The DMA defines when a large online platform qualifies as a “gatekeeper”. These are digital platforms that provide an important gateway between business users and consumers – whose position can grant them the power to act as a private rule maker, and thus creating a bottleneck in the digital economy. To address these issues, the DMA will define a series of obligations they will need to respect, including prohibiting gatekeepers from engaging in certain behaviours.
Companies operating one or more of the so-called “core platform services” listed in the DMA qualify as a gatekeeper if they meet the requirements described below. These services are: online intermediation services such as app stores, online search engines, social networking services, certain messaging services, video sharing platform services, virtual assistants, web browsers, cloud computing services, operating systems, online marketplaces, and advertising services.
There are three main criteria that bring a company in the scope of the DMA:
- A size that impacts the internal market: when the company achieves a certain annual turnover in the European Economic Area (EEA) and it provides a core platform service in at least three EU Member States;
- The control of an important gateway for business users towards final consumers: when the company provides a core platform service to more than 45 million monthly active end users established or located in the EU and to more than 10,000 yearly active business users established in the EU;
- An entrenched and durable position: in the case the company met second criterion during the last three years.
A clear list of “do’s and don’ts”
The DMA establishes a list of do’s and don’ts that gatekeepers will need to implement in their daily operations to ensure fair and open digital markets. These obligations will help to open up possibilities for companies to contest markets and challenge gatekeepers based on the merits of their products and services, giving them more space to innovate.
When a gatekeeper engages in practices, such as favoring their own services or preventing business users of their services from reaching consumers, this can prevent competition, leading to less innovation, lower quality and higher prices. When a gatekeeper engages in unfair practices, such as imposing unfair access conditions to their app store or preventing installation of applications from other sources, consumers are likely to pay more or are effectively deprived of the benefits that alternative services might have brought.
With its entry into force, the DMA will move into its crucial implementation phase and start to apply in six months, as of 2 May 2023. After that, within two months and at the latest by 3 July 2023, potential gatekeepers will have to notify their core platform services to the Commission if they meet the thresholds established by the DMA.
Once the Commission has received the complete notification, it will have 45 working days to make an assessment as to whether the undertaking in question meets the thresholds and to designate them as gatekeepers (for the latest possible submission, this would be by 6 September 2023).
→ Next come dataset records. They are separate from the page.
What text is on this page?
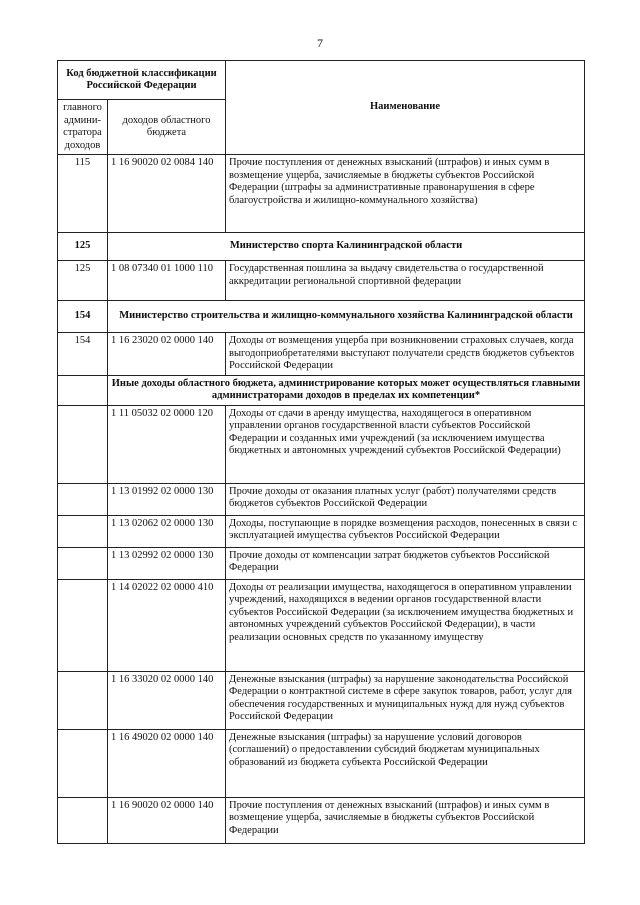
7
Код бюджетной классификации Российской Федерации		Наименование
главного админи- стратора доходов	доходов областного бюджета	
115	1 16 90020 02 0084 140	Прочие поступления от денежных взысканий (штрафов) и иных сумм в возмещение ущерба, зачисляемые в бюджеты субъектов Российской Федерации (штрафы за административные правонарушения в сфере благоустройства и жилищно-коммунального хозяйства)
125	Министерство спорта Калининградской области	
125	1 08 07340 01 1000 110	Государственная пошлина за выдачу свидетельства о государственной аккредитации региональной спортивной федерации
154	Министерство строительства и жилищно-коммунального хозяйства Калининградской области	
154	1 16 23020 02 0000 140	Доходы от возмещения ущерба при возникновении страховых случаев, когда выгодоприобретателями выступают получатели средств бюджетов субъектов Российской Федерации
	Иные доходы областного бюджета, администрирование которых может осуществляться главными администраторами доходов в пределах их компетенции*	
	1 11 05032 02 0000 120	Доходы от сдачи в аренду имущества, находящегося в оперативном управлении органов государственной власти субъектов Российской Федерации и созданных ими учреждений (за исключением имущества бюджетных и автономных учреждений субъектов Российской Федерации)
	1 13 01992 02 0000 130	Прочие доходы от оказания платных услуг (работ) получателями средств бюджетов субъектов Российской Федерации
	1 13 02062 02 0000 130	Доходы, поступающие в порядке возмещения расходов, понесенных в связи с эксплуатацией имущества субъектов Российской Федерации
	1 13 02992 02 0000 130	Прочие доходы от компенсации затрат бюджетов субъектов Российской Федерации
	1 14 02022 02 0000 410	Доходы от реализации имущества, находящегося в оперативном управлении учреждений, находящихся в ведении органов государственной власти субъектов Российской Федерации (за исключением имущества бюджетных и автономных учреждений субъектов Российской Федерации), в части реализации основных средств по указанному имуществу
	1 16 33020 02 0000 140	Денежные взыскания (штрафы) за нарушение законодательства Российской Федерации о контрактной системе в сфере закупок товаров, работ, услуг для обеспечения государственных и муниципальных нужд для нужд субъектов Российской Федерации
	1 16 49020 02 0000 140	Денежные взыскания (штрафы) за нарушение условий договоров (соглашений) о предоставлении субсидий бюджетам муниципальных образований из бюджета субъекта Российской Федерации
	1 16 90020 02 0000 140	Прочие поступления от денежных взысканий (штрафов) и иных сумм в возмещение ущерба, зачисляемые в бюджеты субъектов Российской Федерации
Following their designation, gatekeepers will have six months to comply with the requirements in the DMA, at the latest by 6 March 2024.
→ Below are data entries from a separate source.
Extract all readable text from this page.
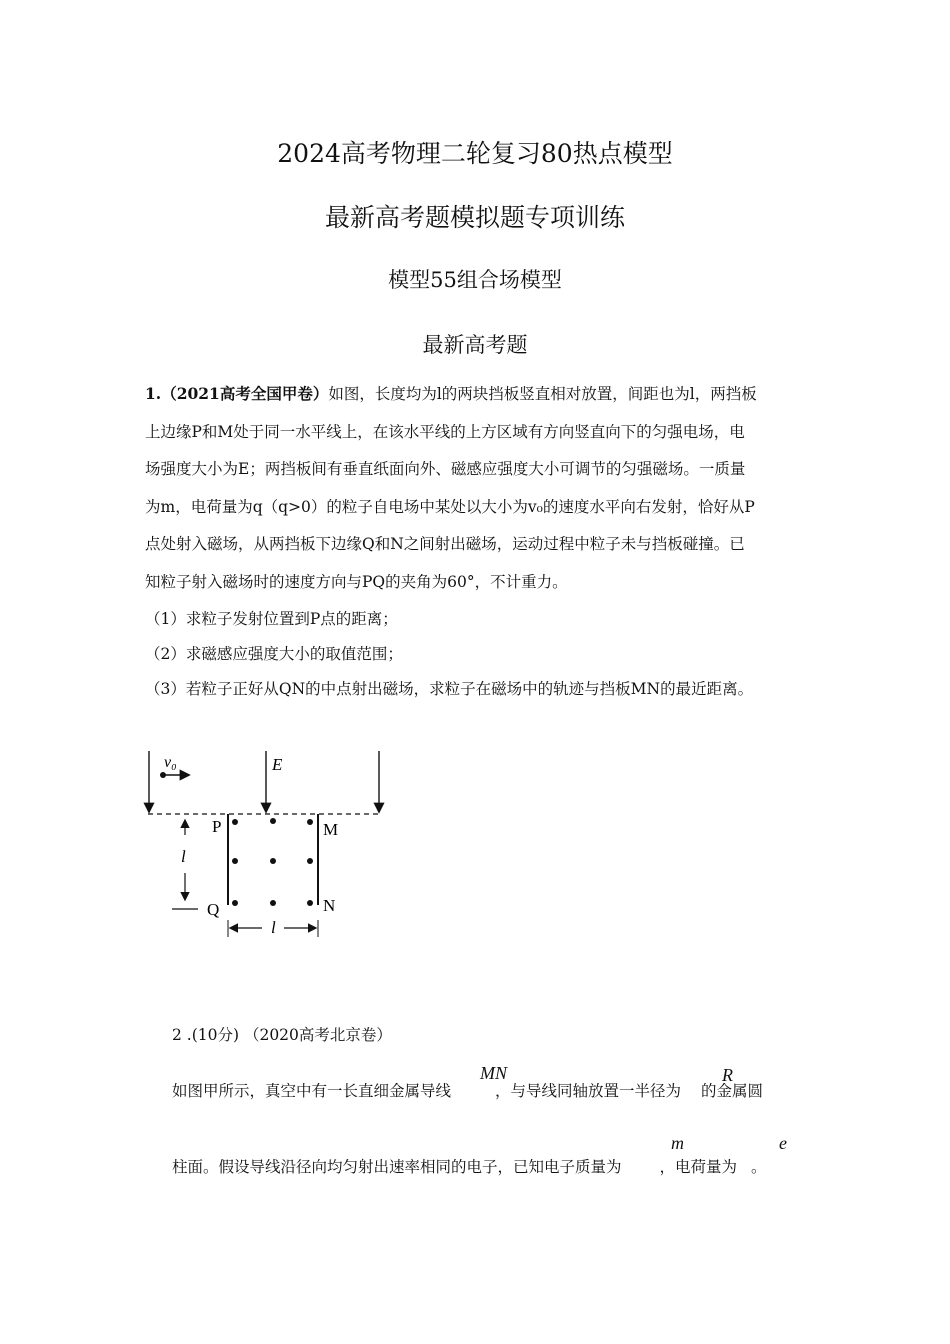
2024高考物理二轮复习80热点模型
最新高考题模拟题专项训练
模型55组合场模型
最新高考题
1.（2021高考全国甲卷）如图，长度均为l的两块挡板竖直相对放置，间距也为l，两挡板
上边缘P和M处于同一水平线上，在该水平线的上方区域有方向竖直向下的匀强电场，电
场强度大小为E；两挡板间有垂直纸面向外、磁感应强度大小可调节的匀强磁场。一质量
为m，电荷量为q（q>0）的粒子自电场中某处以大小为v₀的速度水平向右发射，恰好从P
点处射入磁场，从两挡板下边缘Q和N之间射出磁场，运动过程中粒子未与挡板碰撞。已
知粒子射入磁场时的速度方向与PQ的夹角为60°，不计重力。
（1）求粒子发射位置到P点的距离；
（2）求磁感应强度大小的取值范围；
（3）若粒子正好从QN的中点射出磁场，求粒子在磁场中的轨迹与挡板MN的最近距离。
v₀	E
P	M
Q	N
l
l
2 .(10分) （2020高考北京卷）
如图甲所示，真空中有一长直细金属导线	，与导线同轴放置一半径为 的金属圆
MN	R
柱面。假设导线沿径向均匀射出速率相同的电子，已知电子质量为 ，电荷量为 。
m	e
To prepare for the enforcement of the DMA, the Commission is already now engaging proactively with industry stakeholders to ensure effective compliance with the new rules. Furthermore, in the next months, the Commission will organise a number of technical workshops with interested stakeholders to gauge third party views on compliance with gatekeepers’ obligations under the DMA. The first of those workshops will take place on 5 December 2022 and will focus on the “self-preferencing” provision.
Finally, the Commission is also working on an implementing regulation that contains the provisions on the procedural aspects of notification.